The civilization and culture of the Byzantine Empire with its capital of “New Rome” (Constantinople) greatly influenced the development of Russia. Christian missionaries were sent from the Christian empire to Russia in the ninth century.

Their work bore fruit when, in 988, Prince Vladimir I (Vladimir the Great) of Kiev looked to “New Rome” for spiritual direction and was baptized into Christianity. Vladimir converted Russia to the Christian world. The patriarch of Constantinople appointed a bishop for Kiev and continued to appoint the highest-ranking pre late in the land until the 15th century.

In 1054 the religious division of “Old Rome” and “New Rome” became permanent as Catholic and Orthodox Christianity parted company. Russian Christianity was firmly rooted in the Orthodox sphere in theology, ecclesiology, literature, and liturgy.


In the 13th century Western crusaders conquered Constantinople and much of the Byzantine Empire in the Fourth Crusade and sought to impose Catholic Christianity on the Orthodox empire, while Orthodoxy in Russia suffered a blow as the Mongols destroyed Kiev and established their hegemony that lasted into the late 15th century.

With the destruction of Kiev and the Mongol dominance of the Slavic southern region, the northern city of Moscow began to rise in prominence in the 14th century. In the first quarter of the 14th century the metropolitan of Russia (the highest ranking Orthodox bishop, formerly at Kiev) chose to settle in the city of Moscow.

With the support of the church, Dimitri Donkoi, grand duke of Moscow, defeated the Mongols at the Battle of Kulikovo in 1380. Though their hegemony lasted another century, the Mongol hold on northern Russia was weakened and the prestige of Moscow greatly enhanced.

Moscow viewed itself as upholding the mantle of Orthodoxy against the hostile forces of Catholic Christianity, which had been attacking Orthodox Russia via Teutonic, Knights, Swedes, Poles, and Lithuanians in the 13th and 14th centuries as well as non-Christian forces, such as the Mongols.
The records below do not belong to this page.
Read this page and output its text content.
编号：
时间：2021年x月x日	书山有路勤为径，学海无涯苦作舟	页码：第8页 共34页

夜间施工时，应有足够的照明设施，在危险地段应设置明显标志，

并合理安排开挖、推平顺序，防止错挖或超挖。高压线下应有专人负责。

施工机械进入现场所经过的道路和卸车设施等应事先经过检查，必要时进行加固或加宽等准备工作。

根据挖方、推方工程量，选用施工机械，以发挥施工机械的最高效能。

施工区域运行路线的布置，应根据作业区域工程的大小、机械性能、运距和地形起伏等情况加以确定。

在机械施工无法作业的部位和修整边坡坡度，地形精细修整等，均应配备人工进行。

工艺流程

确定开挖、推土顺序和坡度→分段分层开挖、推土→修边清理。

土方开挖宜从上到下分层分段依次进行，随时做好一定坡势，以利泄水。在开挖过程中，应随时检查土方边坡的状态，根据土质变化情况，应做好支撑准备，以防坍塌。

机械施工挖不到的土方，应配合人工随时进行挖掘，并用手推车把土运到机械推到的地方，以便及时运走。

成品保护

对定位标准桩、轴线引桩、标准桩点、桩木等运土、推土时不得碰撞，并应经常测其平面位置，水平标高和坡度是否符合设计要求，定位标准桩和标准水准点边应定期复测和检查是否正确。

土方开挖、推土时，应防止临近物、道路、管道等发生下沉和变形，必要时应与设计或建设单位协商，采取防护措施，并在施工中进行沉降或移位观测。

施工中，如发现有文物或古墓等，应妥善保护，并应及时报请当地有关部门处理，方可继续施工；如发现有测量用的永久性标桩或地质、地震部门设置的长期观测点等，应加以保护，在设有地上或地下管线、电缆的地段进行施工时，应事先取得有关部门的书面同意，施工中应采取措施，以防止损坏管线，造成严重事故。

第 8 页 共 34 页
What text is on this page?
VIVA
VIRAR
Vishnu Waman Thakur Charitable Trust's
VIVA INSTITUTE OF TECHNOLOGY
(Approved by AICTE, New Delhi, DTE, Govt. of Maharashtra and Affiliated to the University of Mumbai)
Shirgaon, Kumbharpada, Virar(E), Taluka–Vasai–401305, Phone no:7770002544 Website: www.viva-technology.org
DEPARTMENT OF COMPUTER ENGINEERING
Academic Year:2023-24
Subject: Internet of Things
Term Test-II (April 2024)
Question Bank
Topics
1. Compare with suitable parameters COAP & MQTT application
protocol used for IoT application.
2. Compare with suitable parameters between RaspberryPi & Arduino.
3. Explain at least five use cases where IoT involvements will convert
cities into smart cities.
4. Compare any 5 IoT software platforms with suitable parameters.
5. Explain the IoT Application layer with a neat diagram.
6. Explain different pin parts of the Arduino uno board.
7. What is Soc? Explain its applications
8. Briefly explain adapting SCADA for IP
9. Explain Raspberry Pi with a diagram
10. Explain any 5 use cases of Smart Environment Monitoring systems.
Up to this time, the metropolitan of Russia was selected by the Orthodox patriarch of Constantinople. This changed however after the Council of Ferrara-Florence in 1438–39, when the Byzantine Empire, faced with the overwhelming threat of the Muslim Ottoman Turks, submitted the Orthodox Church to the papacy.

Battle of Kulikovo
Battle of Kulikovo

Moscow and Russian Orthodoxy rejected this church council and its submission as antithetical to true Christianity. Henceforth, the Russian church was independent from Constantinopolitan control.

In 1453 Constantinople or “New Rome” fell to the Ottoman Turks. Russian czar Ivan III “the Great” (reigned 1462–1505) married the niece of the last Byzantine emperor and inherited the mantle of the Christian empire that had been established by Constantine I (d. 337), the founder of “New Rome.”

The Russians understood that God had allowed “Old Rome” to be sacked by Germans in the fifth century and shifted the imperial and religious center of Christendom to Constantinople. Now God had decreed that Second Rome should fall.

With the other Eastern Patriarchates (Alexandria, Antioch, Jerusalem) also in Muslim hands, it appeared to the Russian church that it clearly stood as the champion of Orthodoxy and the heir apparent to Orthodox Christian leadership: It was the Third Rome.

Russian monk Philotheus of Pskov articulated this most clearly in his letter to Czar Basil III in 1510: “Two Romes have fallen, but the third stands and a fourth there shall not be.” The czar of Moscow became the new protector of Orthodoxy and in the later 16th century the metropolitan of Moscow was promoted to the rank of patriarch.